En brûlant les ordures de 615 000 habitants, l’incinérateur de Créteil (Val-de-Marne) génère de l’électricité, de la chaleur de chauffage, de l’eau chaude sanitaire et bientôt de l’hydrogène. Le site, qui engloutit jusqu’à 30 tonnes de déchets ménagers par heure, va s’équiper d’un électrolyseur. En consommant l’électricité produite sur place, l’appareil fournira quotidiennement 500 kg d’hydrogène vert. Sa mise en service est prévue pour la fin 2022. A terme, sa capacité doit être portée à 1 tonne par jour.

L’incinérateur Valo’Marne / Photo : Ville de Créteil.

De l’hydrogène pour la mobilité

Le projet baptisé « H2 Créteil » est porté par le groupe Suez et Sipenr, filiale d’un des syndicats d’énergie d’Île-de-France. Il promet de fabriquer de l’hydrogène « décarboné » à « prix stable, indépendant des fluctuations et aléas des marchés des énergies fossiles ». La production pourra « couvrir l’équivalent de la consommation de 500 voitures [à hydrogène] parcourant 100 km par jour » explique un communiqué de Suez. Il faut toutefois préciser que la fabrication d’un kilo d’hydrogène par électrolyse requiert 55 kWh d’électricité. Utilisée directement dans une voiture électrique, cette énergie permettrait de faire le « plein » de 550 Renault Zoé disposant de 395 km d’autonomie chaque jour.

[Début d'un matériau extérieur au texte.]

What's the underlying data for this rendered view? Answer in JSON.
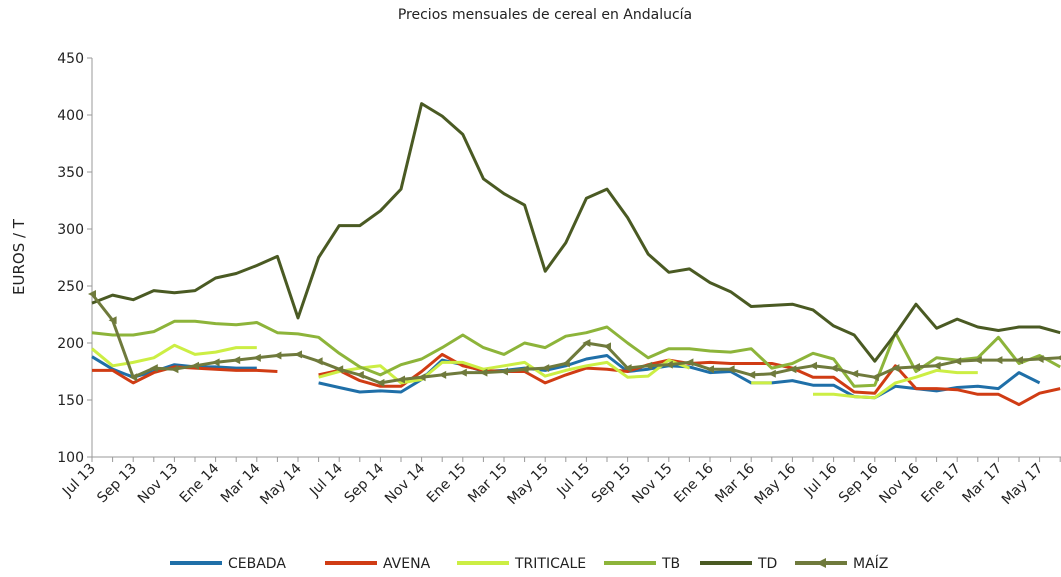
{
  "chart_data": {
    "type": "line",
    "title": "Precios mensuales de cereal en Andalucía",
    "y_label": "EUROS / T",
    "categories": [
      "Jul 13",
      null,
      "Sep 13",
      null,
      "Nov 13",
      null,
      "Ene 14",
      null,
      "Mar 14",
      null,
      "May 14",
      null,
      "Jul 14",
      null,
      "Sep 14",
      null,
      "Nov 14",
      null,
      "Ene 15",
      null,
      "Mar 15",
      null,
      "May 15",
      null,
      "Jul 15",
      null,
      "Sep 15",
      null,
      "Nov 15",
      null,
      "Ene 16",
      null,
      "Mar 16",
      null,
      "May 16",
      null,
      "Jul 16",
      null,
      "Sep 16",
      null,
      "Nov 16",
      null,
      "Ene 17",
      null,
      "Mar 17",
      null,
      "May 17",
      null
    ],
    "ylim": [
      100,
      450
    ],
    "yticks": [
      100,
      150,
      200,
      250,
      300,
      350,
      400,
      450
    ],
    "grid": false,
    "legend": "bottom",
    "series": [
      {
        "name": "CEBADA",
        "color": "#1f6fa8",
        "values": [
          188,
          177,
          170,
          175,
          181,
          179,
          179,
          178,
          178,
          null,
          null,
          165,
          161,
          157,
          158,
          157,
          168,
          185,
          181,
          175,
          176,
          178,
          176,
          180,
          186,
          189,
          175,
          177,
          180,
          179,
          174,
          175,
          165,
          165,
          167,
          163,
          163,
          153,
          152,
          162,
          160,
          158,
          161,
          162,
          160,
          174,
          165,
          null
        ]
      },
      {
        "name": "AVENA",
        "color": "#d03c14",
        "values": [
          176,
          176,
          165,
          174,
          179,
          178,
          177,
          176,
          176,
          175,
          null,
          172,
          176,
          167,
          162,
          162,
          175,
          190,
          180,
          176,
          175,
          175,
          165,
          172,
          178,
          177,
          175,
          181,
          185,
          182,
          183,
          182,
          182,
          182,
          178,
          170,
          170,
          157,
          156,
          180,
          160,
          160,
          159,
          155,
          155,
          146,
          156,
          160
        ]
      },
      {
        "name": "TRITICALE",
        "color": "#ccee44",
        "values": [
          195,
          180,
          183,
          187,
          198,
          190,
          192,
          196,
          196,
          null,
          null,
          170,
          175,
          178,
          180,
          165,
          168,
          183,
          183,
          177,
          180,
          183,
          171,
          176,
          180,
          183,
          170,
          171,
          185,
          178,
          null,
          null,
          165,
          165,
          null,
          155,
          155,
          153,
          152,
          165,
          170,
          176,
          174,
          174,
          null,
          null,
          null,
          null
        ]
      },
      {
        "name": "TB",
        "color": "#8db43a",
        "values": [
          209,
          207,
          207,
          210,
          219,
          219,
          217,
          216,
          218,
          209,
          208,
          205,
          191,
          179,
          172,
          181,
          186,
          196,
          207,
          196,
          190,
          200,
          196,
          206,
          209,
          214,
          200,
          187,
          195,
          195,
          193,
          192,
          195,
          178,
          182,
          191,
          186,
          162,
          163,
          209,
          175,
          187,
          185,
          187,
          205,
          182,
          189,
          179
        ]
      },
      {
        "name": "TD",
        "color": "#4a5a23",
        "values": [
          235,
          242,
          238,
          246,
          244,
          246,
          257,
          261,
          268,
          276,
          222,
          275,
          303,
          303,
          316,
          335,
          410,
          399,
          383,
          344,
          331,
          321,
          263,
          288,
          327,
          335,
          310,
          278,
          262,
          265,
          253,
          245,
          232,
          233,
          234,
          229,
          215,
          207,
          184,
          208,
          234,
          213,
          221,
          214,
          211,
          214,
          214,
          209
        ]
      },
      {
        "name": "MAÍZ",
        "color": "#6f7a3c",
        "marker": "triangle",
        "values": [
          243,
          220,
          170,
          178,
          177,
          180,
          183,
          185,
          187,
          189,
          190,
          184,
          177,
          172,
          165,
          168,
          170,
          172,
          174,
          174,
          175,
          177,
          178,
          182,
          200,
          197,
          178,
          180,
          181,
          183,
          177,
          177,
          172,
          173,
          177,
          180,
          178,
          173,
          170,
          178,
          179,
          180,
          184,
          185,
          185,
          185,
          186,
          187
        ]
      }
    ]
  }
}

Bientôt un puits de carbone

Le gestionnaire du futur électrolyseur évoque d’autres usages, à bord de « bus, bennes à déchets ménagers […] véhicules spéciaux ou encore utilitaires ». Nécessitant davantage de puissance et d’autonomie qu’une voiture individuelle, ces engins pourraient consommer l’hydrogène de façon plus pertinente. L’incinérateur Valo’marne de Créteil entend poursuivre son développement au-delà de la production d’hydrogène. Il prévoit notamment de créer un « puits de carbone » et d’augmenter la quantité de vapeur fournie au réseau de chaleur local.